Elle se raconte avec un plaisir évident, dans un discours assumé et mûrement réfléchi, et ça paraît. C’est ainsi qu’elle a rencontré son mari à l’université, après avoir eu une poignée de relations stables, sexuellement « satisfaisantes », quoique sans connaître de phase d’« exploration », souligne-t-elle.

Avec son chum, c’est le coup de foudre. « Il était plus vieux, il avait exploré beaucoup [...], fait le party, daté. [...] C’était la première fois que je rencontrais quelqu’un avec une telle confiance en lui. »

Au lit ? « C’est la complicité, l’attirance, fois mille, répond-elle. Le feu ! » Ils sont comme « deux amants », à faire l’amour tout le temps. Évidemment, la folle chimie des débuts dure un temps. Puis, au bout de 10 ans, ils se marient. « Et ça nous a redonné un petit kick tripant. »

Bref, oui, « tout marche ». Monsieur a une « super intelligence émotionnelle », en prime c’est un père « investi » et un compagnon généreux. « Il me donne beaucoup de lousse, dit-elle, si j’ai un contrat à telle place ou un voyage avec une amie, il me dit : go ! C’est un cheerleader. »

Tout va bien dans le meilleur des mondes, donc, jusqu’à quoi ? Vous l’aurez deviné : « Ah, la pandémie », dit en riant Marie. « Là, la différence d’âge embarque [...]. Moi, j’ai 45 ans et les hormones dans le tapis, alors que lui travaille beaucoup... » Mais il y a plus : « Moi, je suis en feu, et là, on est toujours ensemble, beaucoup. » Jusqu’à ce que Marie n’en puisse plus.

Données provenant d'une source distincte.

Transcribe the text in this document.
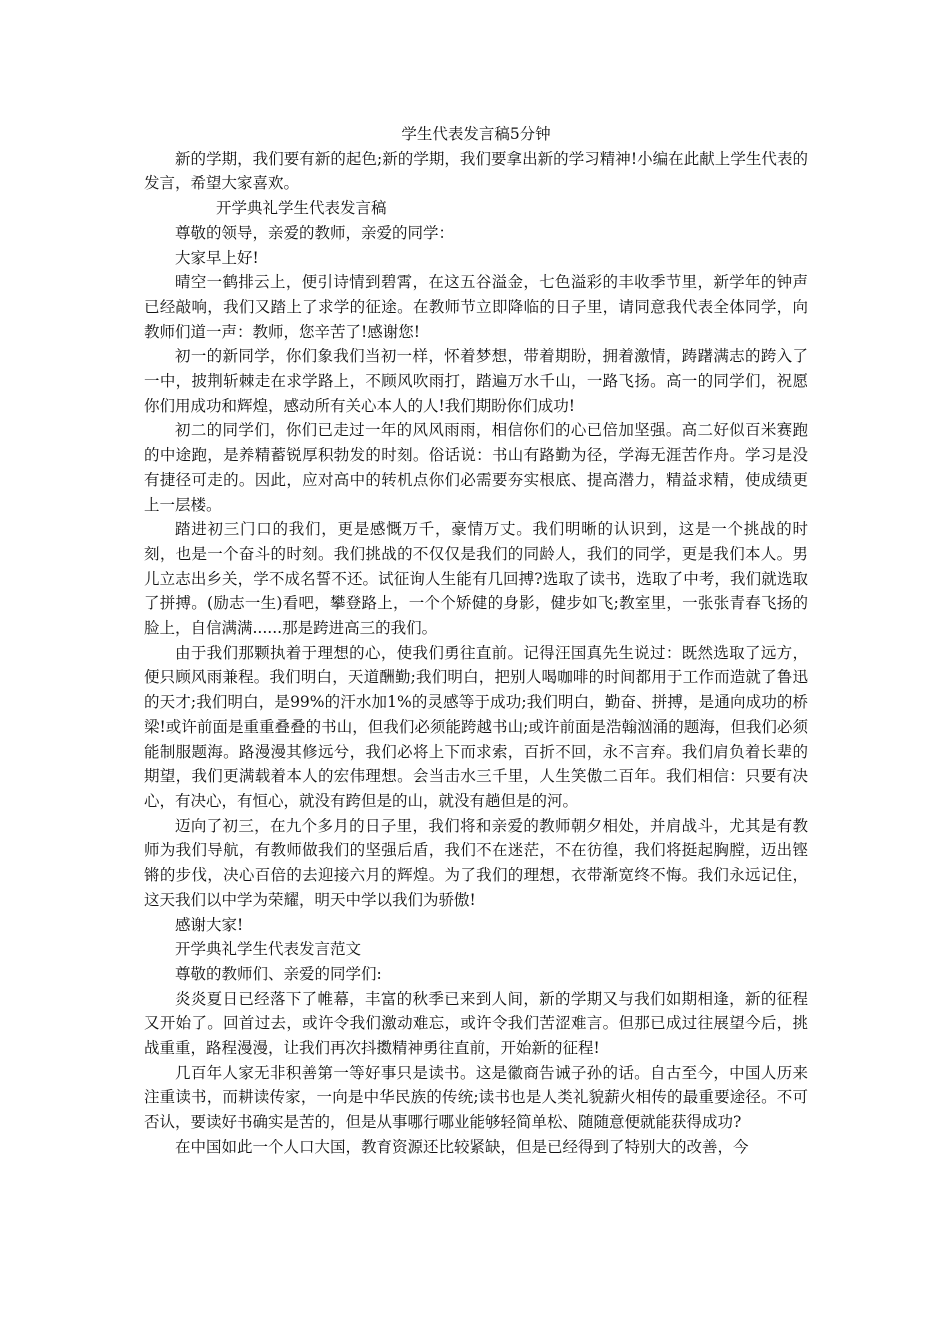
学生代表发言稿5分钟

新的学期，我们要有新的起色;新的学期，我们要拿出新的学习精神!小编在此献上学生代表的发言，希望大家喜欢。

开学典礼学生代表发言稿

尊敬的领导，亲爱的教师，亲爱的同学：

大家早上好!

晴空一鹤排云上，便引诗情到碧霄，在这五谷溢金，七色溢彩的丰收季节里，新学年的钟声已经敲响，我们又踏上了求学的征途。在教师节立即降临的日子里，请同意我代表全体同学，向教师们道一声：教师，您辛苦了!感谢您!

初一的新同学，你们象我们当初一样，怀着梦想，带着期盼，拥着激情，踌躇满志的跨入了一中，披荆斩棘走在求学路上，不顾风吹雨打，踏遍万水千山，一路飞扬。高一的同学们，祝愿你们用成功和辉煌，感动所有关心本人的人!我们期盼你们成功!

初二的同学们，你们已走过一年的风风雨雨，相信你们的心已倍加坚强。高二好似百米赛跑的中途跑，是养精蓄锐厚积勃发的时刻。俗话说：书山有路勤为径，学海无涯苦作舟。学习是没有捷径可走的。因此，应对高中的转机点你们必需要夯实根底、提高潜力，精益求精，使成绩更上一层楼。

踏进初三门口的我们，更是感慨万千，豪情万丈。我们明晰的认识到，这是一个挑战的时刻，也是一个奋斗的时刻。我们挑战的不仅仅是我们的同龄人，我们的同学，更是我们本人。男儿立志出乡关，学不成名誓不还。试征询人生能有几回搏?选取了读书，选取了中考，我们就选取了拼搏。(励志一生)看吧，攀登路上，一个个矫健的身影，健步如飞;教室里，一张张青春飞扬的脸上，自信满满......那是跨进高三的我们。

由于我们那颗执着于理想的心，使我们勇往直前。记得汪国真先生说过：既然选取了远方，便只顾风雨兼程。我们明白，天道酬勤;我们明白，把别人喝咖啡的时间都用于工作而造就了鲁迅的天才;我们明白，是99%的汗水加1%的灵感等于成功;我们明白，勤奋、拼搏，是通向成功的桥梁!或许前面是重重叠叠的书山，但我们必须能跨越书山;或许前面是浩翰汹涌的题海，但我们必须能制服题海。路漫漫其修远兮，我们必将上下而求索，百折不回，永不言弃。我们肩负着长辈的期望，我们更满载着本人的宏伟理想。会当击水三千里，人生笑傲二百年。我们相信：只要有决心，有决心，有恒心，就没有跨但是的山，就没有趟但是的河。

迈向了初三，在九个多月的日子里，我们将和亲爱的教师朝夕相处，并肩战斗，尤其是有教师为我们导航，有教师做我们的坚强后盾，我们不在迷茫，不在彷徨，我们将挺起胸膛，迈出铿锵的步伐，决心百倍的去迎接六月的辉煌。为了我们的理想，衣带渐宽终不悔。我们永远记住，这天我们以中学为荣耀，明天中学以我们为骄傲!

感谢大家!

开学典礼学生代表发言范文

尊敬的教师们、亲爱的同学们:

炎炎夏日已经落下了帷幕，丰富的秋季已来到人间，新的学期又与我们如期相逢，新的征程又开始了。回首过去，或许令我们激动难忘，或许令我们苦涩难言。但那已成过往展望今后，挑战重重，路程漫漫，让我们再次抖擞精神勇往直前，开始新的征程!

几百年人家无非积善第一等好事只是读书。这是徽商告诫子孙的话。自古至今，中国人历来注重读书，而耕读传家，一向是中华民族的传统;读书也是人类礼貌薪火相传的最重要途径。不可否认，要读好书确实是苦的，但是从事哪行哪业能够轻简单松、随随意便就能获得成功?

在中国如此一个人口大国，教育资源还比较紧缺，但是已经得到了特别大的改善，今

Ça devient exigu, étouffant, je manque d’air !

Marie

Et voilà qu’un beau soir, armée de toutes ces réflexions, Marie et son mari se retrouvent dans un resto pour faire le point. Ce dernier n’est pas fou : « Je vois bien que tu es mal », commence-t-il. Effectivement. « Je ne suis pas satisfaite, répond-elle, j’ai envie d’autre chose, et je suggère qu’on devienne un couple ouvert. » Comme ça, crac ? Affirmatif. « Je ne connais personne [d’ouvert], tous mes amis sont célibataires ou en couple straight. J’ai lu ça quelque part et ça avait l’air intéressant ! »

Le mari, « avec son calme habituel », acquiesce. « Je pense que c’est une bonne idée. Je ne trouve pas ça inintéressant, je ne sais pas si moi, je vais en profiter, mais toi, tu es là... »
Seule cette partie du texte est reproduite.